Was auch immer am Kangchendzönga passiert ist – fest steht, dass Rutkiewicz es im Leben nicht leicht hatte. Ihr jüngerer Bruder wurde im Alter von fünf Jahren von einer Landmine getötet, ihr Vater von Landstreichern ermordet. Viele Jahre lebte sie in Armut. Vermutlich rührte daher ihr unbedingter Wille zur äußeren wie inneren Freiheit. Zumal sie in der polnischen Bergsteigerwelt stark angefeindet wurde.

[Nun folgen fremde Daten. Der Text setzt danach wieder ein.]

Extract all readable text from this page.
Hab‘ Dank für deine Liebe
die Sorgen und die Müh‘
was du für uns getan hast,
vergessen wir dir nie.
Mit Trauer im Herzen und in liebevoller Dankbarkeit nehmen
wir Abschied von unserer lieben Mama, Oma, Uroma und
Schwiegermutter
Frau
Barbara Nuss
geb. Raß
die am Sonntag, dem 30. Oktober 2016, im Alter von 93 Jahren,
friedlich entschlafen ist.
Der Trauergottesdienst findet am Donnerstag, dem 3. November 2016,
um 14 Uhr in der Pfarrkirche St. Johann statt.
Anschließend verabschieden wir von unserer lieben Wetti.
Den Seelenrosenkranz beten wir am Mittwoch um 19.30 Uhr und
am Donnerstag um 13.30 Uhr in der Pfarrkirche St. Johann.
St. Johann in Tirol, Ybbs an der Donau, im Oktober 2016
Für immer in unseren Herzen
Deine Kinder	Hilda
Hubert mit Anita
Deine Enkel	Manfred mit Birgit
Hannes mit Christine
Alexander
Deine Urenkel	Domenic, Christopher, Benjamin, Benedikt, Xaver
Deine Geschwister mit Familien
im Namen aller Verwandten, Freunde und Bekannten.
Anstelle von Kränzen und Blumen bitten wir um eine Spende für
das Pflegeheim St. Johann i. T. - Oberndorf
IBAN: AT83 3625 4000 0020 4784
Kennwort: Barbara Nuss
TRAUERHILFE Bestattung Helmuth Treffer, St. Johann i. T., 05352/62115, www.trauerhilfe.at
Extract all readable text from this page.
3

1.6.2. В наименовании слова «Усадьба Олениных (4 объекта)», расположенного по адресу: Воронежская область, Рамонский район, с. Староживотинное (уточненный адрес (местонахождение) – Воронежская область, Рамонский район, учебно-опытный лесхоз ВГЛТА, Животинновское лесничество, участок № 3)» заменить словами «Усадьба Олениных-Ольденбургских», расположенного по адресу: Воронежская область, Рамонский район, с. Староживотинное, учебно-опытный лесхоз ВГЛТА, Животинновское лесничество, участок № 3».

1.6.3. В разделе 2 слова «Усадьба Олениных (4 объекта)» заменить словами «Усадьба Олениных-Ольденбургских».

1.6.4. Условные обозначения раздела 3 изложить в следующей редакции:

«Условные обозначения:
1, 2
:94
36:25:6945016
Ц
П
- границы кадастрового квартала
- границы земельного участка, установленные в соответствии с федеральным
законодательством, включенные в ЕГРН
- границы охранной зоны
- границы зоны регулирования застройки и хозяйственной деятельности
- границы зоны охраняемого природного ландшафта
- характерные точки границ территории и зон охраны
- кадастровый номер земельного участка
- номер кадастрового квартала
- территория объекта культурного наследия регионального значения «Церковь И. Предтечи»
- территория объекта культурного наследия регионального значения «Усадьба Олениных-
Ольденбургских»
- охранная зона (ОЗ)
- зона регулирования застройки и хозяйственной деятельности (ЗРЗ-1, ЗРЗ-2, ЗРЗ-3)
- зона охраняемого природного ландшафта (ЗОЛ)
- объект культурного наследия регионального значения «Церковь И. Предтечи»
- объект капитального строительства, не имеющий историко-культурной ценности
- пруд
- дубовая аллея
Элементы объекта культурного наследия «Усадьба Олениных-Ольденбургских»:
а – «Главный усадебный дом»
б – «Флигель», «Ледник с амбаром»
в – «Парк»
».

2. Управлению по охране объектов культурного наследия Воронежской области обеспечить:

Geschichte mit spiritueller Dimension
„In Polen musste sie mit Männern zurechtkommen, die stolz darauf waren, Machos zu sein“, sagt Reinhold Messner dazu im Film. Rutkiewicz habe in der von Männern dominierten Bergsteigerwelt einiges mitmachen müssen, ergänzt Bierling, und äußert die Vermutung, dass sie auch mit viel Neid konfrontiert war. Insofern ist „The Last Expedition“ nicht nur ein dokumentarischer Bergfilm, sondern auch eine Geschichte mit spiritueller Dimension. Denn, so Bierling: „Man darf nicht vergessen, dass der Kangchendzönga ein heiliger Berg ist. Die Menschen dort bekommen Kraft von diesem Berg.“
Ob Rutkiewicz 1992 ihre Kräfte verlassen haben, kann „The Last Expedition“ nicht beantworten. Das Ende dieses dennoch spannend erzählten Dokumentarfilms bleibt offen.